傲慢と思う者もいるかもしれないが、大切なのは決勝で勝って、甲子園に行くこと。
そこでどれだけ勝てるかは、もはやトーナメントのクジ運次第であろう。
優也はそんな開会式の前日にも、SBCにおいて検査を行っていた。
治癒がどこまで進んでいるか、それを確認するためである。
「順調に治ってるよ。年内には投げられるようになるだろうね」
それでは遅い。
せめて甲子園までには、治らないのか。
それでも無理と言うなら、せめて秋の大会には。
しかし肩の治癒によって、テーピングによる固定は、少しゆるいものになった。
もちろん全力投球などは出来ないが、それでも肩はかなり動く。
麻衣の構えたミットに投げ込めば、単純なスピードならばともかく、その伸びが増しているのが分かる。
その投球練習を、スピードガンで計測した国立は、これはありだな、と思った。
球速はまだ130km/h程度であるが、球質が劇的に改善している。
それに人間の投げる130km/hというのは、マシンの130km/hとは、全く違うのだ。
何より改善したのは、そのコントロールである。
下手にパワーを伝えない代わりに、これまでよりもずっとコントロールはよくなっている。

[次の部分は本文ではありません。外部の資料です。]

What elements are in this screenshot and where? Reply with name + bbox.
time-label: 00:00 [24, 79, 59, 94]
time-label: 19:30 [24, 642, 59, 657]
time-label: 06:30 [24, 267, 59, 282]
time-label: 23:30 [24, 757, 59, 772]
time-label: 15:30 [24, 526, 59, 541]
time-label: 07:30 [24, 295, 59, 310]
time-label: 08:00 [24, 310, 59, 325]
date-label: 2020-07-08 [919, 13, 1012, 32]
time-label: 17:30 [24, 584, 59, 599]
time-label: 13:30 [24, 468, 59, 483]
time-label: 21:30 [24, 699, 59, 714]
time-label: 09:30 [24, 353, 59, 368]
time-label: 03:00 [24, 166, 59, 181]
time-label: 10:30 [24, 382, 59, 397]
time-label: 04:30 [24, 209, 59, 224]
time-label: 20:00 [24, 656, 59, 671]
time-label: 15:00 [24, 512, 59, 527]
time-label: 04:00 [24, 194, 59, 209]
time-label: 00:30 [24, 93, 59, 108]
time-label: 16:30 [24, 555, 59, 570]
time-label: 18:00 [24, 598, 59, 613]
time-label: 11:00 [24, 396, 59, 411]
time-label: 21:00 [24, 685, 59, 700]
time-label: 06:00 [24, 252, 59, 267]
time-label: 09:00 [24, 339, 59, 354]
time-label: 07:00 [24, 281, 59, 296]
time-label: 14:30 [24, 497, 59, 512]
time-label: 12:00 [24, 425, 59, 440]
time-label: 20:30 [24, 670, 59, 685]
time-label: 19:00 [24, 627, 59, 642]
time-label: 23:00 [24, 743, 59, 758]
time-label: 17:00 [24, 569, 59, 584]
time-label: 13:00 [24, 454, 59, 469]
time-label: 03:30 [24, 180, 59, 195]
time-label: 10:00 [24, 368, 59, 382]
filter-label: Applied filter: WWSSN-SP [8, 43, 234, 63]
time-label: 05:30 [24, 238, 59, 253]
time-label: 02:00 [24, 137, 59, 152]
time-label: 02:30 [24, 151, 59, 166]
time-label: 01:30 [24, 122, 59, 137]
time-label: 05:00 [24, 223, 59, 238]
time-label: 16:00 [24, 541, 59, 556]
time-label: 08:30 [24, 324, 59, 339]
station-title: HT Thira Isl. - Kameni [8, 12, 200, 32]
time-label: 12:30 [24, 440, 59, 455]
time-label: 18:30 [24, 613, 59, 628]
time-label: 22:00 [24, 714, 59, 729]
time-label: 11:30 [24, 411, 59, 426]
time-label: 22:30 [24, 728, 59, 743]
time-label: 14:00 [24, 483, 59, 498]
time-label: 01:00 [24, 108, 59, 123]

ノーコンと言う訳ではないが、それなりに甘く入ることも多かった優也が、精密なコントロールを身に付けている。
これは来年の夏には、かなりの成長した姿が見られるのではないか。
国立は北村とも話し合い、初戦の先発を決定した。
背番号1の優也を、二回戦で投げさせる。
球速は130km/hが出ているならば、それで充分だと考えたのであった。